Bernard Reder, Head of a Centaur, Bronze, 1955, 2/II
A centaur regards the world from some interior distance — Bernard Reder's bronze head, dated 1955, cast in the year he returned from Italy transformed.
ARTIST: Bernard Reder (Ukrainian-American, 1897–1963)
PERIOD: 1955
CATEGORY: Sculpture
MATERIALS: Bronze with dark patina
DIMENSIONS: 25 h × 15½ w × 14 d in.
INSCRIBED: Signed and dated "Reder 1955" on neck; numbered "2-II" on verso
PROVENANCE: The Boca Raton Museum of Art
CONTEXT: In 1961 the Whitney Museum gave Bernard Reder a solo retrospective — the first time in its history the museum devoted three of its floors to a single artist. Reder's work is held in the permanent collections of the Whitney Museum of American Art, MoMA, the National Gallery of Art, the Brooklyn Museum, the Art Institute of Chicago, and the Museu d'Arte Moderna in São Paulo, among others.
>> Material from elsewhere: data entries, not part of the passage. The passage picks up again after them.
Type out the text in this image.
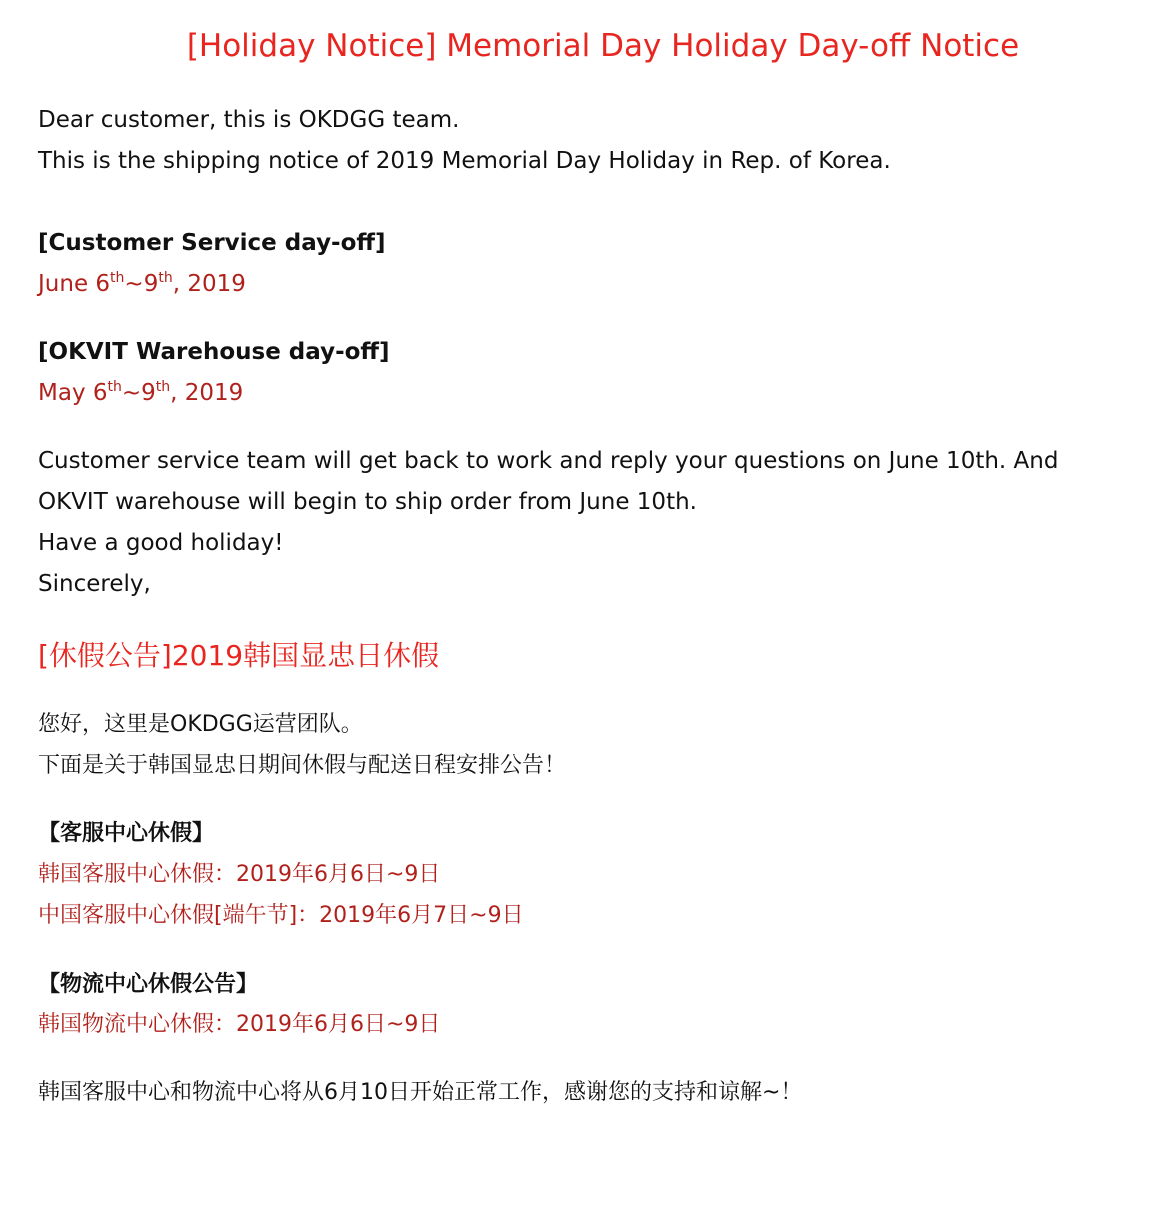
[Holiday Notice] Memorial Day Holiday Day-off Notice
Dear customer, this is OKDGG team.
This is the shipping notice of 2019 Memorial Day Holiday in Rep. of Korea.
[Customer Service day-off]
June 6th~9th, 2019
[OKVIT Warehouse day-off]
May 6th~9th, 2019
Customer service team will get back to work and reply your questions on June 10th. And OKVIT warehouse will begin to ship order from June 10th.
Have a good holiday!
Sincerely,
[休假公告]2019韩国显忠日休假
您好，这里是OKDGG运营团队。
下面是关于韩国显忠日期间休假与配送日程安排公告！
【客服中心休假】
韩国客服中心休假：2019年6月6日~9日
中国客服中心休假[端午节]：2019年6月7日~9日
【物流中心休假公告】
韩国物流中心休假：2019年6月6日~9日
韩国客服中心和物流中心将从6月10日开始正常工作，感谢您的支持和谅解~！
As his career progressed Reder moved from realism toward a rhythmic abstraction, as expressed in works including the Centaur's Head. This bronze, dated 1955, was made the year after Reder returned from Italy where he had studied the lost-wax casting technique that would define his late work — a period of extraordinary productivity that produced some of his most powerful mythological subjects. The head is cast in a very small edition, numbered 2-II, and carries the Boca Raton Museum of Art as its provenance. The surface is alive with the marks of Reder's direct modeling in wax — no distance between the hand and the metal. When the Nazis destroyed Reder's Paris studio, all his plaster works were lost with it. The bronzes he cast after arriving in America are the only surviving record of his mature sculptural vocabulary. This is one of them.